Totalitarizmin Kaynakları’nın ilk elyazması, 1949 güzünde,
Hitler Almanyası’nın yenilgisinden dört sene sonra,
Stalin’in ölümüne dört seneden az bir süre kala tamamlanmıştı.
Kitabın ilk baskısı 1951’de yapıldı.
Geçmişe baktığımda, kitabı yazmaya başladığım 1945’ten
sonraki yılların, on yıllarca süren kargaşa, çalkantı ve
düpedüz dehşet döneminin (Birinci Dünya Savaşı’nın
ardından gelen devrimler, totaliter hareketlerin yükselişi
ve parlamenter yönetimlerin gerilemesi,
Faşist, yarı-Faşist iktidarlardan tek parti diktatörlükleri ve
askerî diktatörlüklere türlü türlü yeni tiranlıkları takiben
en sonunda kitle desteğine dayalı totaliter yönetimlerin
sağlam görünen temellerde tesis edilmesi:
Rusya’da bugün artık genellikle “ikinci devrim” olarak adlandırılan
1929’da, Almanya’da ise 1933’te) [yaşananların] ardından
ilk göreli sakinlik dönemi olduğunu görüyorum.
Nazi Almanyası’nın yenilgisiyle, hikâyenin bir kısmı sona ermişti.

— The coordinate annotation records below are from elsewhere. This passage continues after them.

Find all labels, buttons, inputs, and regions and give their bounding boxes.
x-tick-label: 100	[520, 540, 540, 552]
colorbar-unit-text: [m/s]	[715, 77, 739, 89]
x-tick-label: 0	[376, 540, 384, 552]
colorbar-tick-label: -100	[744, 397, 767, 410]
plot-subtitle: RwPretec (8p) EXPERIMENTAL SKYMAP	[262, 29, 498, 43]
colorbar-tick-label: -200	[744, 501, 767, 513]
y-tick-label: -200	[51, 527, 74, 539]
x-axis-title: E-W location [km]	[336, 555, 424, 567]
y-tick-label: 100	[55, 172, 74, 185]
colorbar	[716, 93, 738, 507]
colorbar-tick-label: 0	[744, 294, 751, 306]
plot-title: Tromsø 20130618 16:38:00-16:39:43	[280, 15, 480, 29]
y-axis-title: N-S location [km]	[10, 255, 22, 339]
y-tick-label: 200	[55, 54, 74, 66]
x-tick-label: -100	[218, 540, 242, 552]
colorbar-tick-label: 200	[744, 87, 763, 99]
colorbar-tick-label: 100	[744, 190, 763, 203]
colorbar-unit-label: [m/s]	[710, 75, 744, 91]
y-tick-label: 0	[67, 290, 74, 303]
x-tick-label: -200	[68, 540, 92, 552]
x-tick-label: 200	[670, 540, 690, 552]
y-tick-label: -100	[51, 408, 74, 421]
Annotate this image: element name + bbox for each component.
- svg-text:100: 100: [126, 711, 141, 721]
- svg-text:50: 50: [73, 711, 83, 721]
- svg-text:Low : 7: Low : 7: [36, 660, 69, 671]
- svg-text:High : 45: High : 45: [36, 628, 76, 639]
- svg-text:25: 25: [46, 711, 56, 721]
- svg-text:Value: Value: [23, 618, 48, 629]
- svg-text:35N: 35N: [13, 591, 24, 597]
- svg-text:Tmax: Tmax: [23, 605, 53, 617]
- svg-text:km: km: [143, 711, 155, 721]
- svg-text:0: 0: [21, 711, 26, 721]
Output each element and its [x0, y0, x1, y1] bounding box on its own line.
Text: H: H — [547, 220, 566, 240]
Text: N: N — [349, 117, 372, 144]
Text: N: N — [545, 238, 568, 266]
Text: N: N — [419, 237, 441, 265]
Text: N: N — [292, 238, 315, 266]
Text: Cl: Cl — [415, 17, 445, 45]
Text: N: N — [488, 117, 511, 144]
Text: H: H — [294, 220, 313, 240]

Çağdaş olayları bir tarihçinin geriye dönük bakışı ve
bir siyaset bilimcinin analitik coşkusuyla değerlendirmek
için münasip görünen ilk andı bu;
henüz sine ira et studio (öfkesiz ve müsamahasız) biçimde değil,
hüzün, acı ve dolayısıyla bir feryat etme eğilimiyle ne olduğunu
anlatmak ve anlamaya çalışmak için ilk şanstı;
artık dilsiz bir felaket duygusu ve acz içinde kıvranan bir korku geride kalmıştı.